Saat ayah pulang dan mendengar apa yang terjadi di kediaman itu, ia tertawa dingin. "Bagus. Kita lebih baik tanpa orang bodoh itu."
"Selain itu, Bos Johan jauh lebih mampu daripada yang dikabarkan. Menikah dengannya mungkin bukan hal buruk untukmu. Dan apa yang dikatakan putri pedagang senjata tadi... dia sudah melewati batas yang tak bisa ditarik kembali."
Ayah menyalakan cerutu, perlahan menghembuskan asap. "Dalam dunia kita, kita tak pernah membiarkan orang luar menggunakan bisnis untuk memeras urusan internal keluarga. Dia pikir perdagangan senjata ayahnya bisa memengaruhi Bos Johan? Betapa naifnya."

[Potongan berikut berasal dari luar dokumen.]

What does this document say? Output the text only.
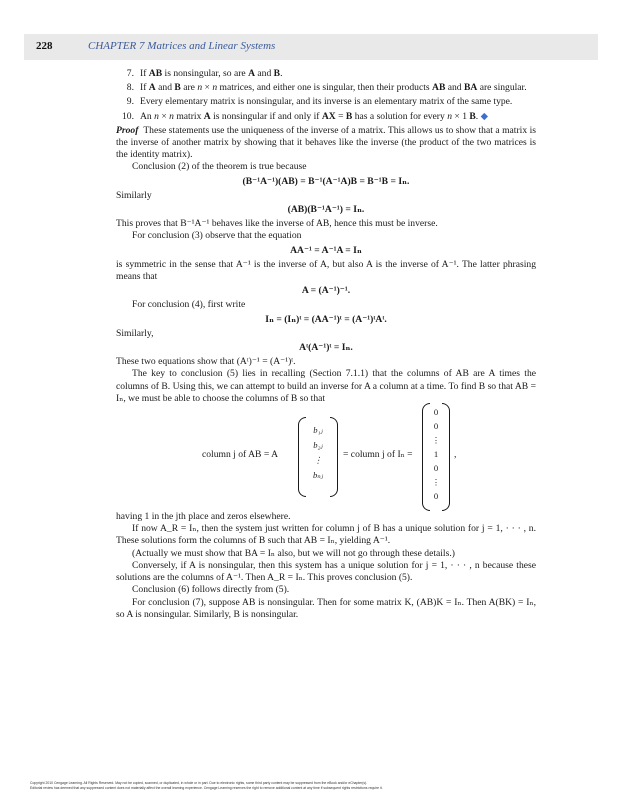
228	CHAPTER 7 Matrices and Linear Systems
7. If AB is nonsingular, so are A and B.
8. If A and B are n × n matrices, and either one is singular, then their products AB and BA are singular.
9. Every elementary matrix is nonsingular, and its inverse is an elementary matrix of the same type.
10. An n × n matrix A is nonsingular if and only if AX = B has a solution for every n × 1 B. ◆

Proof These statements use the uniqueness of the inverse of a matrix. This allows us to show that a matrix is the inverse of another matrix by showing that it behaves like the inverse (the product of the two matrices is the identity matrix).

Conclusion (2) of the theorem is true because

(B⁻¹A⁻¹)(AB) = B⁻¹(A⁻¹A)B = B⁻¹B = Iₙ.

Similarly

(AB)(B⁻¹A⁻¹) = Iₙ.

This proves that B⁻¹A⁻¹ behaves like the inverse of AB, hence this must be inverse.

For conclusion (3) observe that the equation

AA⁻¹ = A⁻¹A = Iₙ

is symmetric in the sense that A⁻¹ is the inverse of A, but also A is the inverse of A⁻¹. The latter phrasing means that

A = (A⁻¹)⁻¹.

For conclusion (4), first write

Iₙ = (Iₙ)ᵗ = (AA⁻¹)ᵗ = (A⁻¹)ᵗAᵗ.

Similarly,

Aᵗ(A⁻¹)ᵗ = Iₙ.

These two equations show that (Aᵗ)⁻¹ = (A⁻¹)ᵗ.

The key to conclusion (5) lies in recalling (Section 7.1.1) that the columns of AB are A times the columns of B. Using this, we can attempt to build an inverse for A a column at a time. To find B so that AB = Iₙ, we must be able to choose the columns of B so that

column j of AB = A
b₁ⱼ
b₂ⱼ
⋮
bₙⱼ
= column j of Iₙ =
0
0
⋮
1
0
⋮
0
,

having 1 in the jth place and zeros elsewhere.

If now A_R = Iₙ, then the system just written for column j of B has a unique solution for j = 1, · · · , n. These solutions form the columns of B such that AB = Iₙ, yielding A⁻¹.

(Actually we must show that BA = Iₙ also, but we will not go through these details.)

Conversely, if A is nonsingular, then this system has a unique solution for j = 1, · · · , n because these solutions are the columns of A⁻¹. Then A_R = Iₙ. This proves conclusion (5).

Conclusion (6) follows directly from (5).

For conclusion (7), suppose AB is nonsingular. Then for some matrix K, (AB)K = Iₙ. Then A(BK) = Iₙ, so A is nonsingular. Similarly, B is nonsingular.

Copyright 2010 Cengage Learning. All Rights Reserved. May not be copied, scanned, or duplicated, in whole or in part. Due to electronic rights, some third party content may be suppressed from the eBook and/or eChapter(s).
Editorial review has deemed that any suppressed content does not materially affect the overall learning experience. Cengage Learning reserves the right to remove additional content at any time if subsequent rights restrictions require it.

Tiga hari kemudian, kabar bahwa Alexander telah membatalkan pertunangan kami untuk menikahi Kiara, putri pedagang senjata, menyebar seperti api di kalangan elit Valdoro. Dalam satu malam, aku menjadi bahan tertawaan.
Teman-teman menelepon satu per satu. Ada yang benar-benar bersimpati, ada pula yang hampir tak bisa menyembunyikan rasa senang melihat kesialanku.

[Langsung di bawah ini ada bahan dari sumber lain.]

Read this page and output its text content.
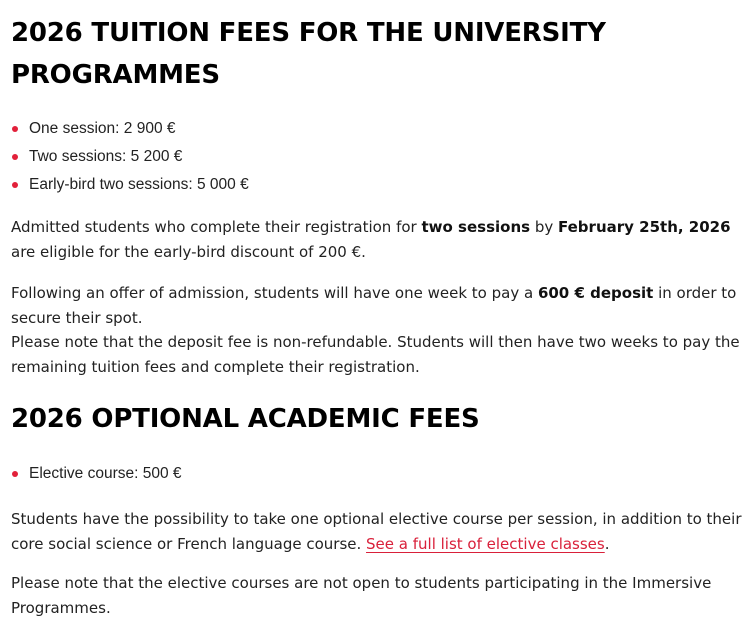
2026 TUITION FEES FOR THE UNIVERSITY PROGRAMMES
One session: 2 900 €
Two sessions: 5 200 €
Early-bird two sessions: 5 000 €

Admitted students who complete their registration for two sessions by February 25th, 2026 are eligible for the early-bird discount of 200 €.

Following an offer of admission, students will have one week to pay a 600 € deposit in order to secure their spot.
Please note that the deposit fee is non-refundable. Students will then have two weeks to pay the remaining tuition fees and complete their registration.

2026 OPTIONAL ACADEMIC FEES
Elective course: 500 €

Students have the possibility to take one optional elective course per session, in addition to their core social science or French language course. See a full list of elective classes.

Please note that the elective courses are not open to students participating in the Immersive Programmes.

Namun dengan memutuskan pertunangan, Alexander telah menjadikan dirinya musuh kuat Keluarga Mahendra. Kami adalah pemimpin aliansi keluarga utara. Karena dia telah mengkhianati kesepakatan kami, kami tak lagi berkewajiban memuluskan jalannya dalam urusan bisnis kami.
Dalam rapat keluarga, ayahku mengumumkan, "Mulai hari ini, kami menghentikan semua kemitraan bisnis yang terkait dengan faksi Alexander. Karena dia memilih putri pedagang senjata, biarlah perdagangan senjata mendukung posisinya sebagai pewaris."